With a sense of rural tranquillity that belies its proximity to the centre of Royal Tunbridge Wells, this three-bedroom oast house, originally converted in 1973, is a wonderful synthesis of modern living within the Kentish paradigm. Set among paddocks and woodland, with uninterrupted views across the High Weald Area of Outstanding Natural Beauty, The Oast House has gardens and fields of approximately two and a half acres, and in addition, two brick outbuildings (one of which is already an insulated studio) with planning permission for conversion to residential, for which work has commenced.
A private road makes its way alongside fields and farmland to reach the oast and its neighbouring property, and a gravel driveway approaches the house, with parking for several cars. Entry is to a vestibule and cloak area and through glazed sliding doors to a hallway flanked by cabinetry from StilART.
The dining room and kitchen are open in plan and bathed in light from several large south-facing windows. The kitchen, also by StilART, has Corian worktops and appliances by Miele and Gaggenau. A set of glazed doors open to the rear terrace and garden beyond. White-painted brick walls are found throughout the house and pair beautifully with tongue-and-groove timber ceilings and walls, timber beams, and a brilliant, angular open-tread staircase. The quality of the house’s elements is apparent throughout; door furniture across most of the ground floor is by Modric, double-glazed, timber-frame windows with wired-in blinds, custom-made in Germany, are by Hebar, and bathroom fixtures are by Supatap, a graceful concept, popular in the 1950s and 60s, manufactured by F.H. Bourner & Co Ltd.
At the western side of the house is a double-aspect living room with floor-to-ceiling windows looking out onto the garden. At the eastern end, a bedroom occupies the Oast’s roundel, with floating storage, a sink and walk-in wardrobe, and opposite is a family bathroom with a floating Formica vanity unit.
Within the double-height dining area, an open-tread, solid-beach staircase rises to the first floor, entering a versatile open-plan landing and study arranged around exposed roof timbers, with vaulted ceilings and a central chimney stack with a French enamelled-cast-iron wood-and-coal burner. There are two bedrooms on the upper level, a bathroom and a separate WC.

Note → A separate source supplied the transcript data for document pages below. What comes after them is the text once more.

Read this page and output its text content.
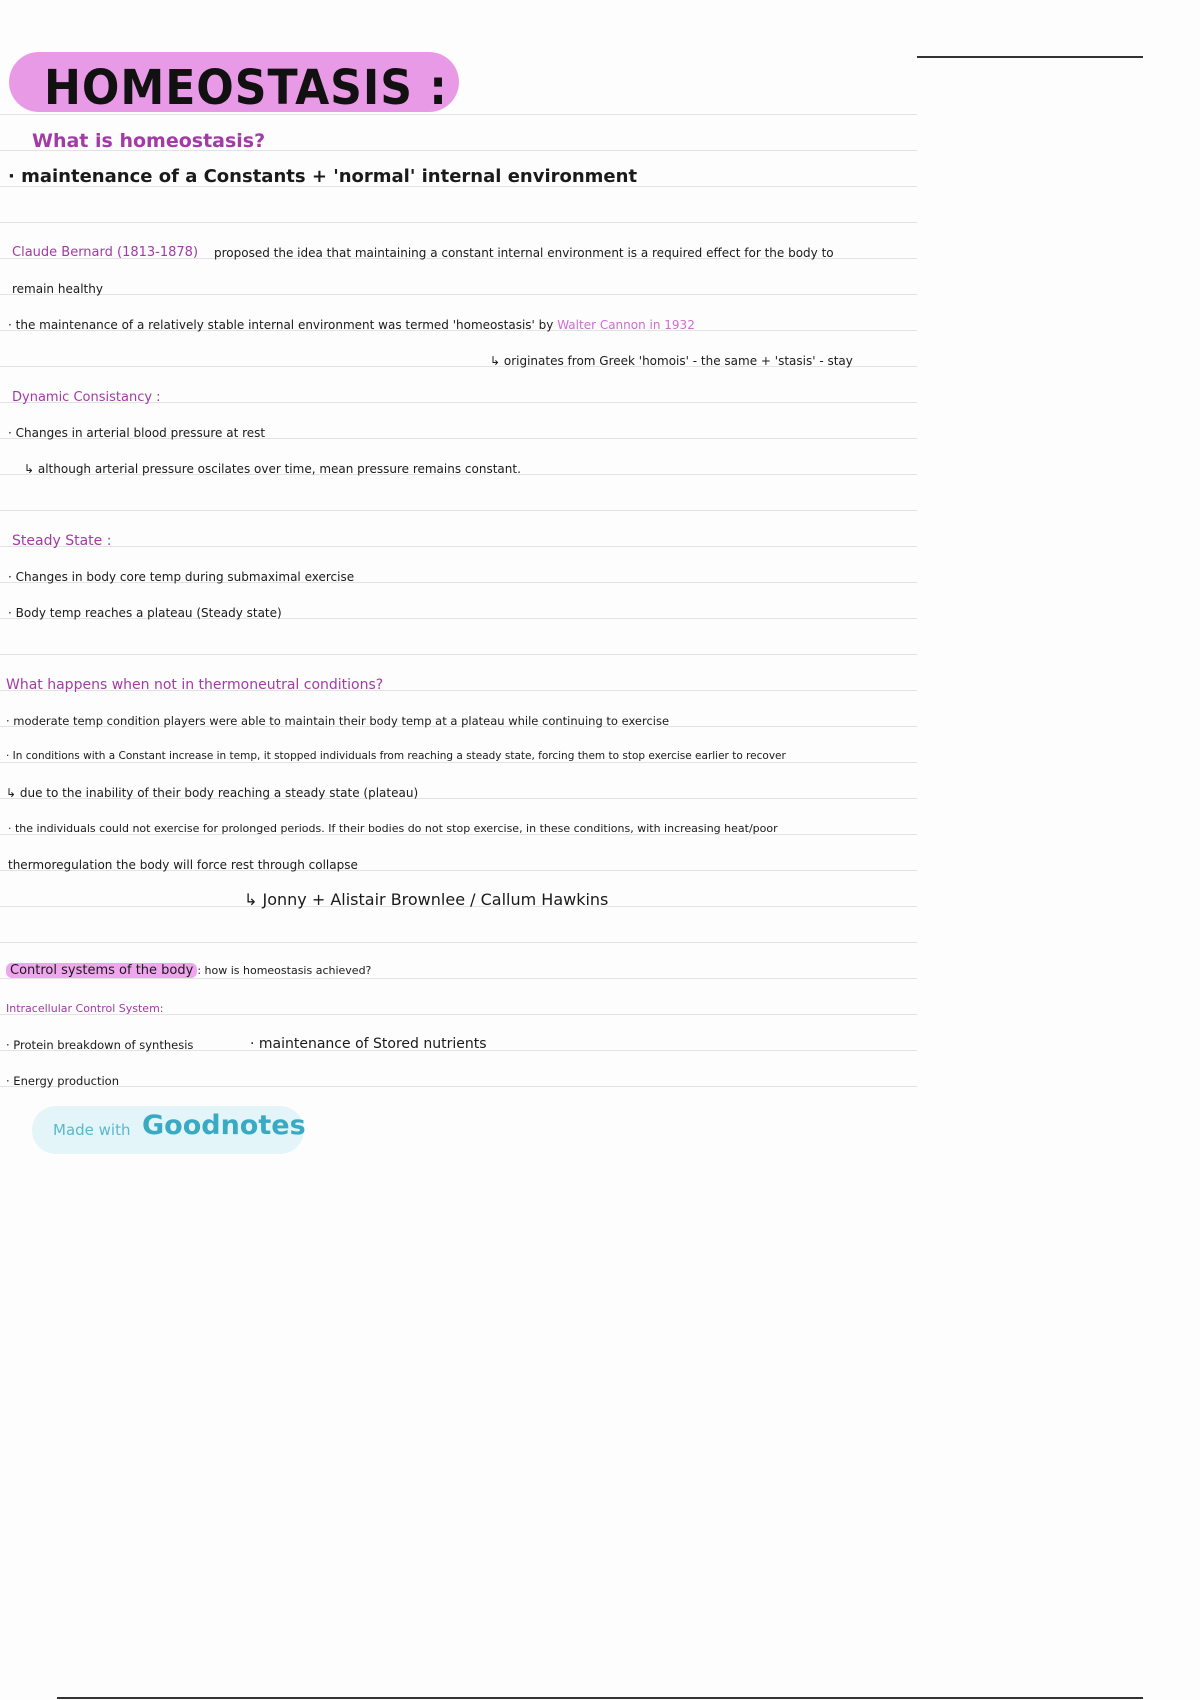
HOMEOSTASIS :
What is homeostasis?
· maintenance of a Constants + 'normal' internal environment
Claude Bernard (1813-1878) proposed the idea that maintaining a constant internal environment is a required effect for the body to
remain healthy
· the maintenance of a relatively stable internal environment was termed 'homeostasis' by Walter Cannon in 1932
↳ originates from Greek 'homois' - the same + 'stasis' - stay
Dynamic Consistancy :
· Changes in arterial blood pressure at rest
↳ although arterial pressure oscilates over time, mean pressure remains constant.
Steady State :
· Changes in body core temp during submaximal exercise
· Body temp reaches a plateau (Steady state)
What happens when not in thermoneutral conditions?
· moderate temp condition players were able to maintain their body temp at a plateau while continuing to exercise
· In conditions with a Constant increase in temp, it stopped individuals from reaching a steady state, forcing them to stop exercise earlier to recover
↳ due to the inability of their body reaching a steady state (plateau)
· the individuals could not exercise for prolonged periods. If their bodies do not stop exercise, in these conditions, with increasing heat/poor
thermoregulation the body will force rest through collapse
↳ Jonny + Alistair Brownlee / Callum Hawkins
Control systems of the body : how is homeostasis achieved?
Intracellular Control System:
· Protein breakdown of synthesis	· maintenance of Stored nutrients
· Energy production
Made with Goodnotes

The house is surrounded by gardens, peppered with an array of mature trees and with views south across unspoilt rolling countryside. Just east of the house are two ancillary outbuldings, both of brick construction. The larger of the two is a former cowshed and enters to a garage, store room and then to an insulated office and studio space. The second, formerly stables, has beautiful original brickwork, with arched doorways, and remains untouched within. Planning-permission has been secured and work commenced for both to be converted into further accommodation.
The Oast House has a bucolic setting at the end of a private, no-through road approximately two and a half miles from the centre of Tunbridge Wells. Within ten minutes’ drive are the mainline station and boutiques, restaurants, theatres and cafes of The Pantiles and The High Street. Also within easy reach are the open spaces of Dunorlan Park; 30 acres of landscaped parkland with a six-acre boating lake and café.
There are many highly-regarded schools in the area including Rose Hill, The Mead, and Holmewood House preparatories, Beechwood Sacred Heart for ages 3 to 18; girls’ and boys’ grammar schools Tunbridge Wells, Tonbridge, Skinners and independent secondary schools in Pembury, Tonbridge, and Sevenoaks.
Tunbridge Wells station offers fast and frequent services to London Charing Cross (via London Bridge and Waterloo East) and Cannon Street with journey times from around 47 minutes.
The M25, Ashford station (for the Channel Tunnel) and Gatwick airport are all within easy driving distance, as are the coastal resorts of Kent and Sussex.